W sierpniu 2024 roku eksperci z ESET udokumentowali pierwsze przypadki użycia techniki "przekazywania NFC" w Czechach. Technika ta umożliwia wypłacanie pieniędzy z kart ofiar, nawet jeśli znajdują się one w innym miejscu niż przestępca. W Polsce wykryto aplikację, która wcześniej podszywała się pod czeskie banki, a teraz atakuje klientów PKO BP.
Przestępcy rozpoczynają atak, wysyłając SMS-y z informacją o rzekomym zwrocie podatku. Wiadomości te zawierają linki do stron, które zachęcają do instalacji specjalnej aplikacji w wersji PWA, wyłudzającej dane logowania do bankowości elektronicznej.
Dalsza część artykułu pod materiałem wideo
Jak uniknąć ataku
Po uzyskaniu dostępu do konta, oszuści kontaktują się z ofiarą telefonicznie, udając pracowników banku. Straszą utratą środków i namawiają do zainstalowania aplikacji spoza oficjalnego sklepu Android. Następnie przekonują ofiarę do zmiany PIN-u karty płatniczej, co wymaga włączenia NFC i przyłożenia karty do telefonu.

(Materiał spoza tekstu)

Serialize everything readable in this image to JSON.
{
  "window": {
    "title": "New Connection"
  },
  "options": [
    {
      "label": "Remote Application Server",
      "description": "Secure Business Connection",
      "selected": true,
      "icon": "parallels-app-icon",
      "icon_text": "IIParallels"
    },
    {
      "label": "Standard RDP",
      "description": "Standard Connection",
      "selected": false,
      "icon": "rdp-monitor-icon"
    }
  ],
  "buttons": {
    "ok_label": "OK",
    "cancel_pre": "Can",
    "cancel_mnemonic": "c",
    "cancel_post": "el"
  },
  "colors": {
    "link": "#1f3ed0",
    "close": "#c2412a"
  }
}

Techniczne aspekty oszustwa
Złośliwa aplikacja wykorzystuje kod narzędzia NFCGate do przekazywania sygnału NFC między telefonami z systemem Android. Do przeprowadzenia ataku nie są potrzebne uprawnienia administratora. Program przesyła przestępcom kod PIN i potwierdza wykrycie karty.
Serwis zaufanatrzeciastrona.pl informuje, że podczas wypłaty z bankomatu przestępca przykłada swój telefon do urządzenia, które komunikuje się z kartą ofiary za pośrednictwem dwóch telefonów. Karta musi pozostawać w kontakcie z telefonem ofiary przez cały proces, który trwa kilkanaście sekund.
Eksperci zaznaczają, że standardowe noszenie karty z NFC w portfelu jest bezpieczne. Do skutecznego ataku niezbędne jest posiadanie kodu PIN oraz kilkunastosekundowy kontakt z kartą. Mimo technicznych możliwości "przedłużania" zasięgu karty do drobnych płatności zbliżeniowych, nie odnotowano dotąd rzeczywistych przypadków takich ataków.